27.10.1 General Framework

Each individual \(i\) has:

  • Two running variables, \(X_{1i}\) and \(X_{2i}\).

  • Two predetermined cutoffs, \(C_1\) and \(C_2\).

  • A binary treatment indicator \(D_i\), assigned based on whether the individual’s scores exceed both thresholds.

The treatment effect is defined as:

\[ \tau (x_1, x_2) = E[Y_{1i} - Y_{0i} | X_{1i} = x_1, X_{2i} = x_2]. \]

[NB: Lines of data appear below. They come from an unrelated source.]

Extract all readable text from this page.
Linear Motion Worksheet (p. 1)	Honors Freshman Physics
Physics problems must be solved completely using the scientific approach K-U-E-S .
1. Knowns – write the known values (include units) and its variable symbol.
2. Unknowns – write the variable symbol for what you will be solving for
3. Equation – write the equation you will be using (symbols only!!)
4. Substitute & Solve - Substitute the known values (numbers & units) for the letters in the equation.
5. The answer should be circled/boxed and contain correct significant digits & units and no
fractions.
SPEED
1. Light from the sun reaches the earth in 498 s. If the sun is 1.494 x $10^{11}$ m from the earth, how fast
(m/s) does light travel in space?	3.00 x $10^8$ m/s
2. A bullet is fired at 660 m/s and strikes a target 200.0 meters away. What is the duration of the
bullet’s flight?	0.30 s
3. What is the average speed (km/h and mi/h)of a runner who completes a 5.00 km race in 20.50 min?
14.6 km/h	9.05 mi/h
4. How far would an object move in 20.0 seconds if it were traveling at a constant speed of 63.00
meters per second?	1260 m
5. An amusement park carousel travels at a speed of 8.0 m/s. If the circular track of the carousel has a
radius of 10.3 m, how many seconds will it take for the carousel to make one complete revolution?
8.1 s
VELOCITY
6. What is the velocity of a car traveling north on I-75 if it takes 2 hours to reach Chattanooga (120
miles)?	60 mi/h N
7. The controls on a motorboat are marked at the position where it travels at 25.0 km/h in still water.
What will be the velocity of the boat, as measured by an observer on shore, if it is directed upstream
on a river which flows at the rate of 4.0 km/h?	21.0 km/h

This represents the local average treatment effect in a two-dimensional RD setting.

27.10.2 Identification

Under the potential outcomes framework, for each individual \(i\), we define:

  • \(Y_{1i}\): Potential outcome under treatment.

  • \(Y_{0i}\): Potential outcome under control.

  • \(D_i\): Treatment assignment rule.

The observed outcome is:

\[ Y_i = D_i Y_{1i} + (1 - D_i) Y_{0i}. \]

The treatment assignment mechanism follows:

\[ D_i = \begin{cases} 1 & \text{if } X_{1i} \geq C_1 \text{ and } X_{2i} \geq C_2, \\ 0 & \text{otherwise}. \end{cases} \]

27.10.3 Key Assumptions

To ensure valid causal inference, the multi-score RD framework extends the standard RD assumptions:

  1. Continuity of Potential Outcomes in Both Running Variables
    • The expected potential outcomes \(E[Y(0) | X_1, X_2]\) and \(E[Y(1) | X_1, X_2]\) are smooth in both \(X_1\) and \(X_2\).
    • Formally: \[ \lim_{(x_1, x_2) \to (C_1, C_2)^-} E[Y(0) | X_1 = x_1, X_2 = x_2] = \lim_{(x_1, x_2) \to (C_1, C_2)^+} E[Y(0) | X_1 = x_1, X_2 = x_2]. \]
    • Ensures that any observed discontinuity in \(E[Y | X_1, X_2]\) is attributable to treatment.
  2. No Manipulation of Running Variables
    • The density of \((X_1, X_2)\) must be continuous at \((C_1, C_2)\).
    • No agents should be able to precisely manipulate both scores to cross the threshold.
  3. Local Randomization
    • Near \((C_1, C_2)\), units are as good as randomly assigned to treatment or control.
  4. No Interaction Effects in Running Variables (optional)
    • In some models, we assume that the effect of crossing \(C_1\) does not depend on \(C_2\) and vice versa.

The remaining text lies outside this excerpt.